More Turbulence Likely on Street as Negatives Rise

Political deadlock, worrying economic indicators, slowing inflows hit sentiment

Indian stocks are headed for more turbulence as political deadlock, a surging fiscal deficit, slowing growth and scant foreign inflows hit investor sentiment in a market that is already Asia's worst performing this year, say ace investors Rakesh Jhunjhunwala, Raamdeo Agrawal and Madhusudan Kela. 

The Nifty, down 20% since January, remains at the mercy of bears and the falling exchange rate in the medium term, although the sheer resilience of the Indian economy coupled with growing purchasing power makes this an opportunity to buy quality blue chips and some beaten-down midcaps, they added. 

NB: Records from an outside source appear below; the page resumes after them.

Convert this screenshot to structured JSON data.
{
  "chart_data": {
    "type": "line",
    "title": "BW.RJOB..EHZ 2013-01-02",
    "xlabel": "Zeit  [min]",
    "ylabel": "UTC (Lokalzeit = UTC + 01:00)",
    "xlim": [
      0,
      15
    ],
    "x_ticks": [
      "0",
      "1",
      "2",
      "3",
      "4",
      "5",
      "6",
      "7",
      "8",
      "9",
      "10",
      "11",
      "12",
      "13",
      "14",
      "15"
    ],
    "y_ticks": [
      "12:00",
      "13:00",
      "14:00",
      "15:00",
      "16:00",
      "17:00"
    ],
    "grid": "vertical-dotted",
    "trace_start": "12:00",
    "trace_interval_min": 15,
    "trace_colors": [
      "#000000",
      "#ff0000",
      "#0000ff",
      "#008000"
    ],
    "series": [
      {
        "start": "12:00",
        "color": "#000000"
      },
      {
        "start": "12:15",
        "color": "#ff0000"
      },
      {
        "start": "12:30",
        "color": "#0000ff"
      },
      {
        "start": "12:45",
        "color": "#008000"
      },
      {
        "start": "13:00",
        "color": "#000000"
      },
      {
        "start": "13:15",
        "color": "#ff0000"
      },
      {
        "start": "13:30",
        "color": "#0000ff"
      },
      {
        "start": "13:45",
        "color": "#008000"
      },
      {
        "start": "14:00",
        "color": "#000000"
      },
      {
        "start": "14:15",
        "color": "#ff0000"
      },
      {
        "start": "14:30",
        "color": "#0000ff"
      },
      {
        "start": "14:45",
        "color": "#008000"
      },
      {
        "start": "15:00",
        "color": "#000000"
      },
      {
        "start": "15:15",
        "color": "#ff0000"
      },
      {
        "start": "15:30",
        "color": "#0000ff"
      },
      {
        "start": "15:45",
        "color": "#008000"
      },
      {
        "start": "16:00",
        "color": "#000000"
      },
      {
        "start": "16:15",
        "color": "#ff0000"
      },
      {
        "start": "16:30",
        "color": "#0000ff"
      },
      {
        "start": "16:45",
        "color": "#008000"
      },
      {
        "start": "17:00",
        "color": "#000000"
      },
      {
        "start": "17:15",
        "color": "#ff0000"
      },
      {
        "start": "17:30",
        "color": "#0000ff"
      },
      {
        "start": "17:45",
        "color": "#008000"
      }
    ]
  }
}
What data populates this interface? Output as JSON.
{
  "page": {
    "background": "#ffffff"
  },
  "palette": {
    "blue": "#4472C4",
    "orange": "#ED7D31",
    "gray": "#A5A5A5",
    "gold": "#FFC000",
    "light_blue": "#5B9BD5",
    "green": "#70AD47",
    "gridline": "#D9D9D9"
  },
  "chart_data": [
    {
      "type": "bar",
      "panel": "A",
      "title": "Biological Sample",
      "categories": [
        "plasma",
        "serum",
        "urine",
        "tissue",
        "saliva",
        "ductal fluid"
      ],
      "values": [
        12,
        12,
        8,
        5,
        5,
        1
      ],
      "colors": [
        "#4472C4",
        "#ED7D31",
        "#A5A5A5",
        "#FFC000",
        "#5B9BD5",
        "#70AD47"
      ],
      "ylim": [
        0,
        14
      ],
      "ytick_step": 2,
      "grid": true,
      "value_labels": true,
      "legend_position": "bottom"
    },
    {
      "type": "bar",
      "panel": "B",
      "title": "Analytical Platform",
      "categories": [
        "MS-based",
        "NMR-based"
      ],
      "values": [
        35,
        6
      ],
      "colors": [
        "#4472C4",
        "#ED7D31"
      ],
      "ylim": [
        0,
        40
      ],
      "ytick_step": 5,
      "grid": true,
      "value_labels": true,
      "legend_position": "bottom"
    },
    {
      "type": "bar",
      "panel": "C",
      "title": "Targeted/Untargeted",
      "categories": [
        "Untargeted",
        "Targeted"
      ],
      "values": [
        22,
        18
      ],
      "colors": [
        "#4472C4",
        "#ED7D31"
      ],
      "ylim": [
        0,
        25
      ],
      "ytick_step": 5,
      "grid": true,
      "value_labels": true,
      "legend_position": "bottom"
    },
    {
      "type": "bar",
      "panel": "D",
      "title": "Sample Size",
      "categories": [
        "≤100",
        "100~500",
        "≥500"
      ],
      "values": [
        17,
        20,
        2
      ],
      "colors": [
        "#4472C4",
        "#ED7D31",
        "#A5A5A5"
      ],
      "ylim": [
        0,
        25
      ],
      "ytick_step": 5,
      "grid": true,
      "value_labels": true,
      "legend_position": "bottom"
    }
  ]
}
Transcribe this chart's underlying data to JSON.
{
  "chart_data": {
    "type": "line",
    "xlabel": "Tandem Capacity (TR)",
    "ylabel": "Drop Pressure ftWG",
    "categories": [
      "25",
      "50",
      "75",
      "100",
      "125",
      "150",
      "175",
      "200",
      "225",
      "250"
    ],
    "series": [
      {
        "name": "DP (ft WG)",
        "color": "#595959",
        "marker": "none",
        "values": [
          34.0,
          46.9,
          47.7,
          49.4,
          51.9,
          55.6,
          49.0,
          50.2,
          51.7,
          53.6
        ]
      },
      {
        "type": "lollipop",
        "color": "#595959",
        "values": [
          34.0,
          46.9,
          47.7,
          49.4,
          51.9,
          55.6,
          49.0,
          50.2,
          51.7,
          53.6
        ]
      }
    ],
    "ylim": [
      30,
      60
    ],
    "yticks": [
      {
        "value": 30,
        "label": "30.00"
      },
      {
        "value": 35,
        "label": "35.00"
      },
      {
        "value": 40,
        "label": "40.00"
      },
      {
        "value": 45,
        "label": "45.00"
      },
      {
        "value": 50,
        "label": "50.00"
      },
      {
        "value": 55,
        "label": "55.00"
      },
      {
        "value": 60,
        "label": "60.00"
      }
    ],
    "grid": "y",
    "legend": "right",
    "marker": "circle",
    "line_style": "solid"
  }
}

"Markets are in a difficult stage, so we could be in a range for a long period of time. It could be for six months or one year," billionaire Jhunjhunwala told a capacity crowd at an event telecast exclusively on ET NOW, the paper's financial channel. "I am confident, and maybe 5,200 could be a difficult point to penetrate, but 4,600-4,700 is also going to be a difficult point to break and don't forget that a lot of pessimism is getting priced in." 
The Nifty has dipped 24% from its previous high in November 2010 as the government held back crucial decisions on further opening up retail and insurance sectors to foreigners. Both moves have been opposed by the main Opposition party, the BJP. The poor relationship between the parties has meant that Parliament is often paralysed making it difficult to pass economic and other legislation. Mean
while, the rupee, also Asia's worst-performing currency this year, has plunged 14% so far, recording its worst annual fall since 1992, the year after India opened up its economy. 

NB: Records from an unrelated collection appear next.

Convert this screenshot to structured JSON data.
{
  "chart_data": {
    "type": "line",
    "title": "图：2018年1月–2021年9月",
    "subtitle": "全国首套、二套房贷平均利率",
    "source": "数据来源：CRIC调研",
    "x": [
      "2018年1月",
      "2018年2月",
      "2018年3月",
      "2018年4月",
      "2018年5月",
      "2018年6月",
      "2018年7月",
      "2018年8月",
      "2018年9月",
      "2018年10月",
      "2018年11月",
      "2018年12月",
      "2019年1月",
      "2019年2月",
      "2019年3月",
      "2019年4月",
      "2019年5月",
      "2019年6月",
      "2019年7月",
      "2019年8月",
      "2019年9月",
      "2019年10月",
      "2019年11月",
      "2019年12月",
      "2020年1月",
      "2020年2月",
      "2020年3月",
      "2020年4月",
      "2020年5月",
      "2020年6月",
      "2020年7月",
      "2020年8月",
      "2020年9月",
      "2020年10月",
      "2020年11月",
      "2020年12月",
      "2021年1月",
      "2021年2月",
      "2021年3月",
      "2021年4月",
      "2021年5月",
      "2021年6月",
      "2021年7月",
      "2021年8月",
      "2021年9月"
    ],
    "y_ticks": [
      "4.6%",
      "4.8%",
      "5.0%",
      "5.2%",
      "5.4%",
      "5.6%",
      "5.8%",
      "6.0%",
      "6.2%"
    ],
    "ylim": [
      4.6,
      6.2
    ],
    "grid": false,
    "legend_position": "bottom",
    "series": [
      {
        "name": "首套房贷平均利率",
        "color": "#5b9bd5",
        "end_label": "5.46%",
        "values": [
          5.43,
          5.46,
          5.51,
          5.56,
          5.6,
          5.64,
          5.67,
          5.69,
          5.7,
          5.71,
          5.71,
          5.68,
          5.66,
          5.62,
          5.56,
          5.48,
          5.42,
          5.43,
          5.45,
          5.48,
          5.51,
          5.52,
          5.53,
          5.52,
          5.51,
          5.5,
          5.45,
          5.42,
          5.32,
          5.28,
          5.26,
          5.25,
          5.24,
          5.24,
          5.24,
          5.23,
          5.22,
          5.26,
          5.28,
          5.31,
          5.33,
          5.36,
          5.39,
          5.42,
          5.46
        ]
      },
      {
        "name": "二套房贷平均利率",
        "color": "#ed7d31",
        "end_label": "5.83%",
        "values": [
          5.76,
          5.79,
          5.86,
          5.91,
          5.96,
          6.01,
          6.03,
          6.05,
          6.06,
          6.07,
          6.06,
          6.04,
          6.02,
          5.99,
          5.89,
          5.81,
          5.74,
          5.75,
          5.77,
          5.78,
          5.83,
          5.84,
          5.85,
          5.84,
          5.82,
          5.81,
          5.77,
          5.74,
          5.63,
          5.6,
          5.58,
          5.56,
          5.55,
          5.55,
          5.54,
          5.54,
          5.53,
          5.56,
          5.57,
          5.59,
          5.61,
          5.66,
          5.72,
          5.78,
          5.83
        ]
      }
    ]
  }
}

Equities have also suffered as the Reserve Bank of India has raised interest rates 13 times since early 2010 to rein inflation, which is the highest among BRIC nations. 

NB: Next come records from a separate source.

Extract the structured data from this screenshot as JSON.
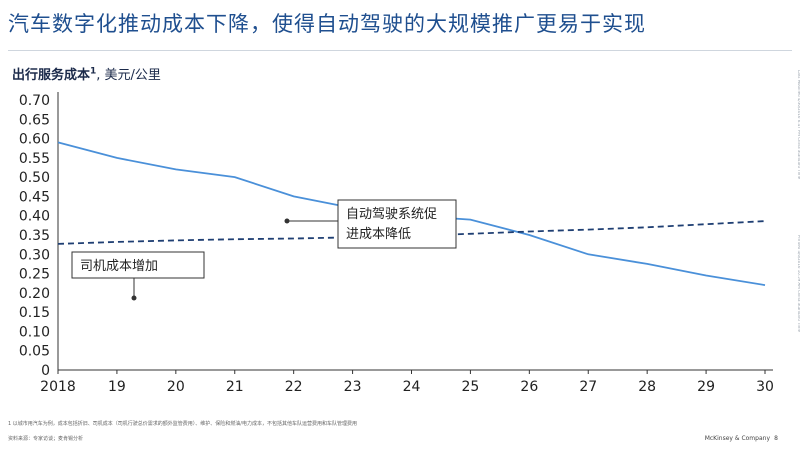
{
  "title": "汽车数字化推动成本下降，使得自动驾驶的大规模推广更易于实现",
  "chart_heading": {
    "bold": "出行服务成本",
    "sup": "1",
    "rest": ", 美元/公里"
  },
  "side_notes": {
    "top": "Last Modified 4/30/2016 6:47 PM China Standard Time",
    "bottom": "Printed 4/6/2016 10:59 AM China Standard Time"
  },
  "footnote": "1 以城市用汽车为例，成本包括折旧、司机成本（司机行驶总价需求的额外监管费用）、维护、保险和燃油/电力成本，不包括其他车队运营费用和车队管理费用",
  "source": "资料来源：专家访谈；麦肯锡分析",
  "brand": "McKinsey & Company",
  "page_number": "8",
  "chart_data": {
    "type": "line",
    "title": "",
    "xlabel": "",
    "ylabel": "",
    "x": [
      2018,
      2019,
      2020,
      2021,
      2022,
      2023,
      2024,
      2025,
      2026,
      2027,
      2028,
      2029,
      2030
    ],
    "xticklabels": [
      "2018",
      "19",
      "20",
      "21",
      "22",
      "23",
      "24",
      "25",
      "26",
      "27",
      "28",
      "29",
      "30"
    ],
    "ylim": [
      0,
      0.7
    ],
    "yticks": [
      0,
      0.05,
      0.1,
      0.15,
      0.2,
      0.25,
      0.3,
      0.35,
      0.4,
      0.45,
      0.5,
      0.55,
      0.6,
      0.65,
      0.7
    ],
    "yticklabels": [
      "0",
      "0.05",
      "0.10",
      "0.15",
      "0.20",
      "0.25",
      "0.30",
      "0.35",
      "0.40",
      "0.45",
      "0.50",
      "0.55",
      "0.60",
      "0.65",
      "0.70"
    ],
    "grid": false,
    "legend": "none",
    "series": [
      {
        "style": "solid",
        "color": "#4a90d9",
        "values": [
          0.59,
          0.55,
          0.52,
          0.5,
          0.45,
          0.42,
          0.4,
          0.39,
          0.35,
          0.3,
          0.275,
          0.245,
          0.22
        ]
      },
      {
        "style": "dashed",
        "color": "#1f3f73",
        "values": [
          0.327,
          0.332,
          0.336,
          0.339,
          0.341,
          0.344,
          0.348,
          0.353,
          0.359,
          0.364,
          0.37,
          0.378,
          0.386
        ]
      }
    ],
    "annotations": [
      {
        "lines": [
          "自动驾驶系统促",
          "进成本降低"
        ],
        "series_index": 0,
        "x": 2022.3,
        "y": 0.38
      },
      {
        "lines": [
          "司机成本增加"
        ],
        "series_index": 1,
        "x": 2019.3,
        "y": 0.33
      }
    ]
  }
}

Jhunjhunwala, 51, remains optimistic that the government may get its act together, especially on the reforms agenda, and that India's relatively higher return on capital and equity will ultimately attract investors back into stocks. However, getting sustained overseas and domestic inflows back into Dalal Street will require gumption in New Delhi. "We want labour reforms, we want GST, we want DTC, we want FDI in more areas," he said at an event discussing Motilal Oswal's 16th Wealth Creation Study.